Sebuah Tuntunan menuju Gedung Pakuan

Best Regards, Live Through This, 13 June 2022
Mungkinkah seorang anak Tuhan menjadi representasi kehadiran-Nya bagi orang lain yang sedang berduka, bahkan tanpa dirinya mengalami pengalaman serupa dengan mereka?

Prolog

Aku punya Tuhan yang besar

yang t’lah berjanji dan sanggup menggenapi

Imanku bersepakat percaya kuasa-Nya

Kuterima sekarang kemenangan dari-Mu


(Tuhan yang Besar - Sari Simorangkir)



Chapter I: Keviralan Mendadak Sungai Aare

Sungai yang terletak di negara Swiss itu mendadak viral setelah muncul kabar tenggelamnya Eril, anak sulung dari Gubernur Jawa Barat Ridwan Kamil, karena terbawa arus sungai yang deras ketika sedang berenang di sana.



I. Kehebohan Seisi Kantor

Pengujung Mei 2022, pertama kali saat aku sedang scrolling feed instagram di kantor pagi itu.

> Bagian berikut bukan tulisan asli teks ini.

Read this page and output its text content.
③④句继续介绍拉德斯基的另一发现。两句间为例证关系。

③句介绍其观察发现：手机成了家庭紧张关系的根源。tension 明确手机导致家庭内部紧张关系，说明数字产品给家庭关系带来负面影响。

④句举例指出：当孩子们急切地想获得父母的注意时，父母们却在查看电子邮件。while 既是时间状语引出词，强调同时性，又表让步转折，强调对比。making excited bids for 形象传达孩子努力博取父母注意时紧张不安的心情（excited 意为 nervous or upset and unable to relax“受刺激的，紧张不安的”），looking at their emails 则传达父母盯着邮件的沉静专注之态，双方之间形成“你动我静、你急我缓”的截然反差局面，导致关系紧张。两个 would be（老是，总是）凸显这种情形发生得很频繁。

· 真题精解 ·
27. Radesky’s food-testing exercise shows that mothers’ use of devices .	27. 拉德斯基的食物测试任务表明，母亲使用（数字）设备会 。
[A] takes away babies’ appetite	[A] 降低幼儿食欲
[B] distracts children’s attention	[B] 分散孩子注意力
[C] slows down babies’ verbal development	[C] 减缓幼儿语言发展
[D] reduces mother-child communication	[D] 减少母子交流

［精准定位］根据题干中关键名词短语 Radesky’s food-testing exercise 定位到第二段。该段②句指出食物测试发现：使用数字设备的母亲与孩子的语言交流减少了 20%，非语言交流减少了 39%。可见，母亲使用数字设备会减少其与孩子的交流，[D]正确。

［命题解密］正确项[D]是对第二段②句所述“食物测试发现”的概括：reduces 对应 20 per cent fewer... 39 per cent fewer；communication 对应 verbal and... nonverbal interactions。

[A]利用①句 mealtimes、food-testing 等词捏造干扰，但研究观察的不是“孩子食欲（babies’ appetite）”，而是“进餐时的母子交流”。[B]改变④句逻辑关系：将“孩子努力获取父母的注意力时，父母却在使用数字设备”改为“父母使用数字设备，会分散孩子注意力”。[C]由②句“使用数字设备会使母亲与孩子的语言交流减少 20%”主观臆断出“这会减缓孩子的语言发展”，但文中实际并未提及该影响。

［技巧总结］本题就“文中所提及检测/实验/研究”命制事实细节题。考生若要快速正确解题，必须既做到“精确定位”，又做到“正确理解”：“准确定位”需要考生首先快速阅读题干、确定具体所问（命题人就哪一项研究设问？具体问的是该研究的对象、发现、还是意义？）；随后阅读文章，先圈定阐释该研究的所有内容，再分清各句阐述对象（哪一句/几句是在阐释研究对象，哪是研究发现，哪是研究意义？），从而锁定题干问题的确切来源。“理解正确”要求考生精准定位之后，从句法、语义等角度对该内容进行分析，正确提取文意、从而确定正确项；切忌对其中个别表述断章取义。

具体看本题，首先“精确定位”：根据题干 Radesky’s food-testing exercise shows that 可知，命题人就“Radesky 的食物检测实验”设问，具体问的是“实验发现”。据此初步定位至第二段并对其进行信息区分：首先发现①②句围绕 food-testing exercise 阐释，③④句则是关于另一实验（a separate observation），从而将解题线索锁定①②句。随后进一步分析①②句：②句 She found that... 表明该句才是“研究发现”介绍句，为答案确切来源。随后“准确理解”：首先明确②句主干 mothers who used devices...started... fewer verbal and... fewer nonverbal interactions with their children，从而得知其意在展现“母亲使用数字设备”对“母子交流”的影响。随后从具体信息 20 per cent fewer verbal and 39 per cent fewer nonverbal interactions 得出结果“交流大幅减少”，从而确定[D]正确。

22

Tiba-tiba aku melihat salah satu postingan foto yang kurang lebih bertuliskan “Anak Sulung Ridwan Kamil Tenggelam di Sungai Bern Swiss. Pencarian Selama Enam Jam dan Belum Ditemukan”. Hah, yakin? Konon ingin melanjutkan pascasarjana di Swiss, anak orang nomor satu di Jawa Barat itu malah tenggelam di sungai saat berenang sedangkan adiknya selamat.

Terkesan “ada-ada saja” memang. Terlepas dari privilege apapun yang dimilikinya, rasa empati ini haruslah tetap ada.

Beberapa menit kemudian setelah aku melihat postingan foto tersebut, seisi kantorku heboh. Mungkin karena mereka melihat kabar yang kurang lebih sama lewat smartphone masing-masing.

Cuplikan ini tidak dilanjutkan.